Your journey in Broken Roads, an isometric RPG set in the post-apocalyptic wastes of Western Australia, begins with a test. Akin to the Voight-Kampff of Blade Runner, it poses a series of hypothetical situations and asks how you’d respond. What would you do if you discovered that a man being taken for execution was probably innocent? How would you deal with scavengers looting from a place you found first? How would you treat a captured bandit who raided your home? Each of your answers is plotted on a literal moral compass, a persistent and permanent mechanic that will shape your character’s worldview across the next 25 or so hours.
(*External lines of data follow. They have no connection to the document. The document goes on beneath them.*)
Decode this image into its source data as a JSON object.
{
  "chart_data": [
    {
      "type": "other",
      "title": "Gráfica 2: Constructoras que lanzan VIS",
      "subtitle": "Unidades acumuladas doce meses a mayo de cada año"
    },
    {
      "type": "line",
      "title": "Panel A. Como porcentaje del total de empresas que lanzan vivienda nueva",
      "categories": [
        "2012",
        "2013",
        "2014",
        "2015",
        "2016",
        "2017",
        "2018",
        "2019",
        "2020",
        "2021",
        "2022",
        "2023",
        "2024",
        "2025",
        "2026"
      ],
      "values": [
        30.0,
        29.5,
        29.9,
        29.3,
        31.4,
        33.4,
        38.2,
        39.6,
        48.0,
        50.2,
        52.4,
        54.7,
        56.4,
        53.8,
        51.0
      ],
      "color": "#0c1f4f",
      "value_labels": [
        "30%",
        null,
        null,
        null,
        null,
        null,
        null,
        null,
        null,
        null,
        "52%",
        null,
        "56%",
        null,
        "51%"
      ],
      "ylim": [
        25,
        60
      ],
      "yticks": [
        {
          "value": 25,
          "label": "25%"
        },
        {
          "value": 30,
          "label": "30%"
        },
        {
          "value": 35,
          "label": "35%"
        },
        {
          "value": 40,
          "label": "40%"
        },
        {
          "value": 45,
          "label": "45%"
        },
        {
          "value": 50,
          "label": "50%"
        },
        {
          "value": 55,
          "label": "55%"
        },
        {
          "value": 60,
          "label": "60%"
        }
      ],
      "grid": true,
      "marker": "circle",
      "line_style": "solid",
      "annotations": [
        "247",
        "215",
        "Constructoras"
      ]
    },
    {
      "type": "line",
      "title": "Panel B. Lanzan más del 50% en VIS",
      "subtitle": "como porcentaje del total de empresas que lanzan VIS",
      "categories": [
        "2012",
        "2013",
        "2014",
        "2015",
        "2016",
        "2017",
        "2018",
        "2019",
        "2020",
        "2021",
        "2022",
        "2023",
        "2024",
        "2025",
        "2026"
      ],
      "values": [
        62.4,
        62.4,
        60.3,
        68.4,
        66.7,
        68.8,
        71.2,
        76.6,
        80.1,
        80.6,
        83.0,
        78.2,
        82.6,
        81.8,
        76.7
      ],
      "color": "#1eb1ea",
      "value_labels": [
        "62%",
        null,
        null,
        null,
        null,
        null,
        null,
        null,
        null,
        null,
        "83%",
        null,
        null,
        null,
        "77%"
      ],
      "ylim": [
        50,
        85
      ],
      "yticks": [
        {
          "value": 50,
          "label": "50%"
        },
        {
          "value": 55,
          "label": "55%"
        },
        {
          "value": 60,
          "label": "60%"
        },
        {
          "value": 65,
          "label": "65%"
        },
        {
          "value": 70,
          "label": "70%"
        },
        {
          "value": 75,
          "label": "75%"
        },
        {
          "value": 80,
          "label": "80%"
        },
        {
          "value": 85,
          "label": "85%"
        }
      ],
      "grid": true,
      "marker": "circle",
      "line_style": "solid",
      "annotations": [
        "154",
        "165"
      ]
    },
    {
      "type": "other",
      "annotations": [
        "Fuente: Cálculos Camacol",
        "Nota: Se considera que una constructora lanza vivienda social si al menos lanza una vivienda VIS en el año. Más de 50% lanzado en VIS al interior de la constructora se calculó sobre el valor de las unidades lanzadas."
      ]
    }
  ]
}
That compass is split into four segments - humanist, utilitarian, nihilist, and Machiavellian - and your location on that spectrum dictates what dialogue and actions your protagonist can perform. A humanist character, for instance, will be locked out of saying the most heinous responses simply because they’d never consider saying them. But experiences shape us, and your character’s worldview can gradually shift over time. A utilitarian could slowly find their heart and become a humanist, or slip down a slope of manipulation and end up a Machiavellian. Sometimes your world view widens to take in multiple perspectives, opening up more dialogue options. Other times it will narrow, locking out options but also granting you special abilities that pay off your dedication to a specific worldview.
That is the promise from Australian developer Drop Bear Bytes, at least.